В семействе и без того кругом нехват. Дом набит детворнёй, как детский садик! А тут ещё я на иждивенческом еду полозу.
Свёкор со свекровью ни в какую не отпускают уехать.
Твердят:
– Чё мир-та запоё? Покудушки невестонька бегала – расхороша была. А как обезножела, так вон со двора?! Этому николды[143] не бывать! В сам деле, иля мы лиходейцы какие? Зловредители?
А я отвечаю:
– Ежле не вернусь я, лежебочиха, в Жёлтое к платкам, чую, примру у вас.
Плакала я, плакала и выплакала.
Отпустили!
В каталке и привёз меня Миша через год назад в Жёлтое.
Тут-то я и воскресни!
Чуть тебе не круглыми сутками вязала для пухартели.
Так голодна была на вязку.
Мало-помалу, слышу за работой, сила льётся в меня. Кажется, могу уже и встать. А боюсь. Да и что вставать? Что ноги? Я ж не ногами вяжу.
Сижу себе на койке да знай наковыриваю.
Однажды клубок далече сбежал от меня и спрятался за комод.
Нитка в чём-то увязла.
Кумекаю, сейчас я по ниточке и доберусь до своего вертуна клубыша. Вызову-вызволю своего озоруна.
Я это дёрг, дёрг.
Не летит ко мне клубочек-голубочек.
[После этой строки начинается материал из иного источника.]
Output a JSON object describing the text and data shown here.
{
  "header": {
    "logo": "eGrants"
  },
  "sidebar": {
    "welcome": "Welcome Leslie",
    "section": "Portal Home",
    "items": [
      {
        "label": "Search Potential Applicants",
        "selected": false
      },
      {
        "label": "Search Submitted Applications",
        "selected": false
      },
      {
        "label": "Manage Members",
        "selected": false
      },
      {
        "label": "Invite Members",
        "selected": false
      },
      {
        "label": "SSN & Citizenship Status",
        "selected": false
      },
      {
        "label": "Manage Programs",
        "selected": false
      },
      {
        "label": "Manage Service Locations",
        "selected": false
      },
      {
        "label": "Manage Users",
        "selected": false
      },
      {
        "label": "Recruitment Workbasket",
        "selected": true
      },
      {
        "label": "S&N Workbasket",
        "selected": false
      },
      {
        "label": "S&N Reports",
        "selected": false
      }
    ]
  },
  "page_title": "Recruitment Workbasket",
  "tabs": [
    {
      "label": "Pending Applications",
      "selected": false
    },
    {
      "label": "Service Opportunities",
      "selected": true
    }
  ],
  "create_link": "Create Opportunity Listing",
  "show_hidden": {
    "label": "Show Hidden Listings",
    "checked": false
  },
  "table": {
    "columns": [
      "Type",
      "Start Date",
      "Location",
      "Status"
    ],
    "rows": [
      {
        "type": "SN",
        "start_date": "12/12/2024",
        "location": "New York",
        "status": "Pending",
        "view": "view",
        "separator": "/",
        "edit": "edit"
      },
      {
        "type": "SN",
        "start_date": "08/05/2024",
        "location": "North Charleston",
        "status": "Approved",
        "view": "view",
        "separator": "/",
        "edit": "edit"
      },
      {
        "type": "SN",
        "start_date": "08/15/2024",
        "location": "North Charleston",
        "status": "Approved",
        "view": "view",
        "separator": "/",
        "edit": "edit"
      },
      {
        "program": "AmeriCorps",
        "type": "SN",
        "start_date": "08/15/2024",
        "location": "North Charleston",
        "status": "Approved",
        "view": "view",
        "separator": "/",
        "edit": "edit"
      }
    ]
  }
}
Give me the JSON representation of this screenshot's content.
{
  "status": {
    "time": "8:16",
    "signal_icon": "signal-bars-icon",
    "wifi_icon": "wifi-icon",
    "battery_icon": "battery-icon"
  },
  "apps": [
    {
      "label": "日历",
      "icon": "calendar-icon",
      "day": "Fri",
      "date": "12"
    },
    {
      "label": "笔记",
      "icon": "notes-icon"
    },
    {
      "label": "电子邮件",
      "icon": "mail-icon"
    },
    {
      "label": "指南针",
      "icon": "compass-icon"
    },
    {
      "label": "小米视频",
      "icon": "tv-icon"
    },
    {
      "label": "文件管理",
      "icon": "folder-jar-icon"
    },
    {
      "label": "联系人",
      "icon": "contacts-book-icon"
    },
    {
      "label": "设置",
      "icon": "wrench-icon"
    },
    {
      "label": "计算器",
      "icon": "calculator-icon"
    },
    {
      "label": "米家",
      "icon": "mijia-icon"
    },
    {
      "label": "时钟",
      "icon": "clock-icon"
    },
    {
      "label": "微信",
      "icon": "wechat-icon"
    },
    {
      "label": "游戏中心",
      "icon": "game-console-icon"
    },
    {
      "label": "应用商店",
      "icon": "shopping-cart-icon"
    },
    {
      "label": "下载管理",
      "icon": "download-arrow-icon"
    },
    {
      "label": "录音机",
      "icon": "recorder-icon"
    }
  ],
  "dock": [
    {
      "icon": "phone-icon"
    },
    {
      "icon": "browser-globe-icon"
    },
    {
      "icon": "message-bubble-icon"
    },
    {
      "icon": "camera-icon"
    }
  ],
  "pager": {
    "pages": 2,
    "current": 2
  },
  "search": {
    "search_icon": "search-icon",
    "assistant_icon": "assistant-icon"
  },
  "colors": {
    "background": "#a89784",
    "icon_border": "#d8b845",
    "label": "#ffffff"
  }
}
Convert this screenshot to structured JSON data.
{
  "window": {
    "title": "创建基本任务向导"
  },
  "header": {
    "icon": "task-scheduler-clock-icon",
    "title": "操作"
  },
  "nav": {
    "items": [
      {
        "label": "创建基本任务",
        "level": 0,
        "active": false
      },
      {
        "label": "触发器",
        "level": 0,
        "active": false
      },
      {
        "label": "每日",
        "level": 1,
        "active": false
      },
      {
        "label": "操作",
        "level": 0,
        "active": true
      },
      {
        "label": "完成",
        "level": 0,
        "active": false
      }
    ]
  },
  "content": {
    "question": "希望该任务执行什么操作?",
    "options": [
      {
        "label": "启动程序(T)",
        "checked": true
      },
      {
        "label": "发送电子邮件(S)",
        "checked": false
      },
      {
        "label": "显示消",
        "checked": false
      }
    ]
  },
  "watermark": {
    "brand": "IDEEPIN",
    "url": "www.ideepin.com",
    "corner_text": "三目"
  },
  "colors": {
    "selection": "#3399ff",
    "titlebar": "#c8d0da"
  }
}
Бастует?
Я сильней рванула. Нитка и лопни.
А Господи! А Боже ж ты мой! Что ж мне, кулёме, делать? Звать кого на помощь?
Да зови не зови…
Не доаукаться.
Дома ни души. Одна я да кот. Все ж наши на лубянке.[144]
Лежать ждать, когда уявятся?
Я к комоду пластунским макарцем.
Достала клубок.
Думаю, а чего это я в своём курене да ползком?
В дрожи взнялась на карачки…
Маненько передохнула…
Осмелела наша геройша, разогнулась да и прямой наводкой пешаком к койке!
Пока по стенушке ковыляла, упарилась. Невозможно как устала. По корень оттоптала ноги.
И только как села, страх молоньёй прошил меня всю. С корени до вышки.
«А батюшки!.. А светы!.. Ты ж сама с клубком от комода-то шла! Сама!.. На своих! На ноженьках! Клубочек подняла и… Не-е… Божечко мой! Это ж клубочек тебя поднял!..»
Сила в ногах всё плотней копилась.
Взялась я потихоньку-полегоньку уже и сама выползать на волю.
Во двор.
Слилось время.
Платок поднял меня. Крепенько встала я на свои ноженьки. Будто беда их и не трогала.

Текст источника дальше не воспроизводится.